Prologue

Hoggle looked around the room, watching the charm Jareth had set cause all of the debris from the party earlier to clean itself. In a little while there would be no evidence any of the events of the night before had even happened.The sun was coming up, Hoggle reminded Jareth, bringing him out of his reverie. "We should go, Jareth. She'll wake up soon, and after we worked so hard to keep her awake until the memory charm had been taken, it would seem a shame."

"I know," said Jareth sadly. "You didn't want to let her forget, did you Hoggle?"

"Of course not!" Hoggle told his king almost angrily. "But the Law says we must, and even you can't break the Law."

"She looks so beautiful sleeping there," Jareth went on lamenting. "Look at how slowly she breathes. If I hadn't been watching her all this time, I might not even see it. She's like a doll, a perfect porcelain doll."

"Sir, you must stop this. You always were the one for drama! The girl must forget and be forgotten and that is that!" Hoggle told him sternly, real anger in his voice now. But there were tears streaming silently down his face, and those who knew him would have heard the tremble in his sterness and anger caused by the quivering in his lips.
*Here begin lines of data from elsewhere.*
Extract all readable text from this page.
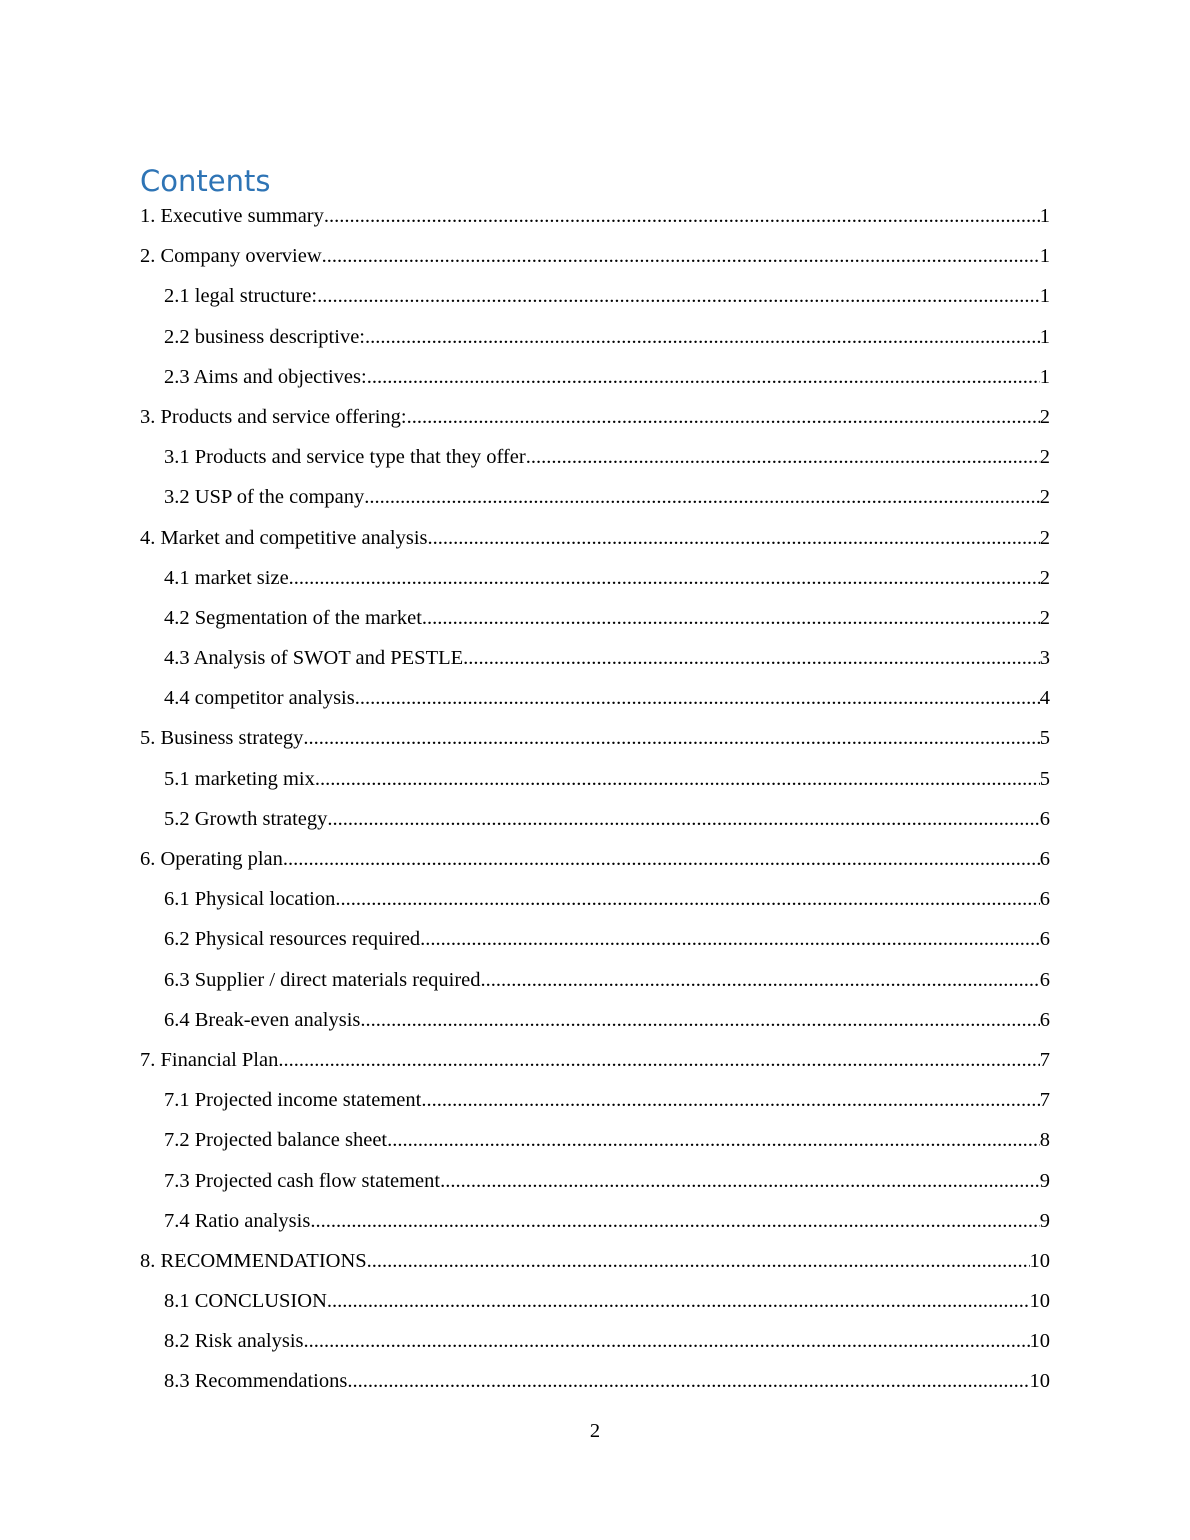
Contents
1. Executive summary .....	1
2. Company overview .....	1
2.1 legal structure: .....	1
2.2 business descriptive: .....	1
2.3 Aims and objectives: .....	1
3. Products and service offering: .....	2
3.1 Products and service type that they offer .....	2
3.2 USP of the company .....	2
4. Market and competitive analysis .....	2
4.1 market size .....	2
4.2 Segmentation of the market .....	2
4.3 Analysis of SWOT and PESTLE .....	3
4.4 competitor analysis .....	4
5. Business strategy .....	5
5.1 marketing mix .....	5
5.2 Growth strategy .....	6
6. Operating plan .....	6
6.1 Physical location .....	6
6.2 Physical resources required .....	6
6.3 Supplier / direct materials required .....	6
6.4 Break-even analysis .....	6
7. Financial Plan .....	7
7.1 Projected income statement .....	7
7.2 Projected balance sheet .....	8
7.3 Projected cash flow statement .....	9
7.4 Ratio analysis .....	9
8. RECOMMENDATIONS .....	10
8.1 CONCLUSION .....	10
8.2 Risk analysis .....	10
8.3 Recommendations .....	10
2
Sarah's dark hair lay smoothly on the pillow, framing her face down to her shoulders. The blackness of it made her fair and precious skin stand out even more. Like the moon in the night.
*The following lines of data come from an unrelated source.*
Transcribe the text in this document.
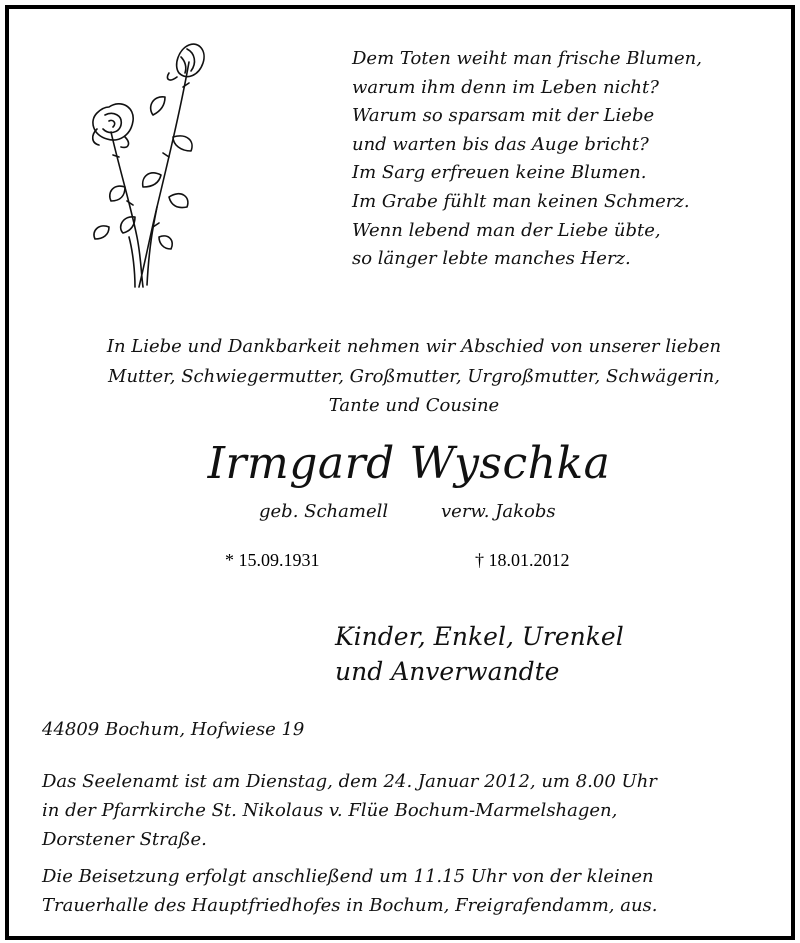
Dem Toten weiht man frische Blumen,
warum ihm denn im Leben nicht?
Warum so sparsam mit der Liebe
und warten bis das Auge bricht?
Im Sarg erfreuen keine Blumen.
Im Grabe fühlt man keinen Schmerz.
Wenn lebend man der Liebe übte,
so länger lebte manches Herz.
In Liebe und Dankbarkeit nehmen wir Abschied von unserer lieben
Mutter, Schwiegermutter, Großmutter, Urgroßmutter, Schwägerin,
Tante und Cousine
Irmgard Wyschka
geb. Schamell	verw. Jakobs
* 15.09.1931	† 18.01.2012
Kinder, Enkel, Urenkel
und Anverwandte
44809 Bochum, Hofwiese 19
Das Seelenamt ist am Dienstag, dem 24. Januar 2012, um 8.00 Uhr
in der Pfarrkirche St. Nikolaus v. Flüe Bochum-Marmelshagen,
Dorstener Straße.
Die Beisetzung erfolgt anschließend um 11.15 Uhr von der kleinen
Trauerhalle des Hauptfriedhofes in Bochum, Freigrafendamm, aus.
"What shall I do now Hoggle?" came Jareth's voice beside him. "I hadn't ever planned on failure."

"Forget about her." Hoggle tried to wipe the emotion from his voice. "Find another girl. It's all you can do."

Jareth nodded his head slightly and closed his eyes. Kings did not cry, he reminded himself silently. He opened his eyes to look down at Sarah again. The rising sun was caressing her eye lashes. Still as death, she lay there with eye lashes like sun beams. Before Jareth knew what he was doing, he swooped down on her. He kissed her lightly, his lips brushing her forehead as softly as feathers. Before he had fully straightened, he was out the window with nothing to show his presence at all, save the woosh of wings, and the feathers littering her bedside.

Hoggl lingered a moment or two longer, picking up the white feathers scattered around the bedroom. This early in the forgetting process, even things as small as a feather might trigger her remembrance. It simply wasn't allowed. He looked around the room again, checking to see that nothing had been missed. It was empty, but for the still form on the bed who wouldn't remember any of her new friends tomorrow.